Specialist Spotlight: Dallas Nelson, AIA, NCARB
Meet our Public Architecture Specialist
Project Architect Dallas Nelson has been working on public sector projects for nearly ten years now. To look at his design history, it’s clear that Public Architecture projects vary greatly in both size and function. Currently he’s designing both a 2,000 pentagon shaped Baseball Scorers Building for the Art Dye park in American Fork, and the 43,000 SF Lehi Police building.
With such variety come several challenges. For one, in a Public project there are generally multiple stakeholders involved. Two heads may be better than one, but balancing multiple interests takes a particular set of skills. As Nelson says,“being flexible is important.” The Mapleton Public Safety Building completed in 2010, for example, was significantly changed multiple times over a prolonged 18-month design schedule. “We looked at ways to phase both design and construction,”says Dallas. “It ended up being bid and constructed all at once. But it’s important that we balance unique needs that come up.” Sometimes these unique needs present fun challenges. As mentioned previously, the building in the center of the American Fork baseball complex is pentagon-shaped, with five baseball diamonds surrounding it. The shape may not be traditional, but it makes for a remarkable design for the community it serves.
Happily, Nelson asserts that CMA’s medium firm size allows the capacity to handle large public projects, while also providing high levels of service on smaller projects.
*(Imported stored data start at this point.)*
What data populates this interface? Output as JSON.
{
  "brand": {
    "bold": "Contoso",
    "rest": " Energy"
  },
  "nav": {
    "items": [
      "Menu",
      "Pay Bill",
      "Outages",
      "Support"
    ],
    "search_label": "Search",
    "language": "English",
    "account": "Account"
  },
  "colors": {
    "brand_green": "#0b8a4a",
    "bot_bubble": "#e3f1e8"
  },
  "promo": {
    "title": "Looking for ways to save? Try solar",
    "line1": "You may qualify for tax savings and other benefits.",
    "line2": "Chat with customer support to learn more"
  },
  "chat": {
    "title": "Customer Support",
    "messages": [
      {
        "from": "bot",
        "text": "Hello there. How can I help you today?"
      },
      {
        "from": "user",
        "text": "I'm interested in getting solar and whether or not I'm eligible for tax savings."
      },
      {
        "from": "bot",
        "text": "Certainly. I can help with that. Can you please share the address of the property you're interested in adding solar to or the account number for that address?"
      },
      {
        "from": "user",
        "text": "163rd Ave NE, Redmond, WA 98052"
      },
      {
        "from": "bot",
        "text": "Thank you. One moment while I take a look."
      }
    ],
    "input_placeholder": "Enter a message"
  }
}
Many projects create opportunities for a hands-on relationship with the tenants who will work and serve within the buildings they design. On that memorable first public project, Nelson recalls developing a good relationship with the police, fire, and EMS chiefs. As a sentimental aside, he adds that you “don’t call them by their first names, you always call them ‘Chief’ or ‘Chief Jones.’”
Nelson and his team work on one or two large public projects per year, plus a handful of smaller projects at any one time. Given that, they can really dig in and create designs that are a good fit for the community. “Not all projects are high profile, but all are important to the departments and the citizens who will use them.”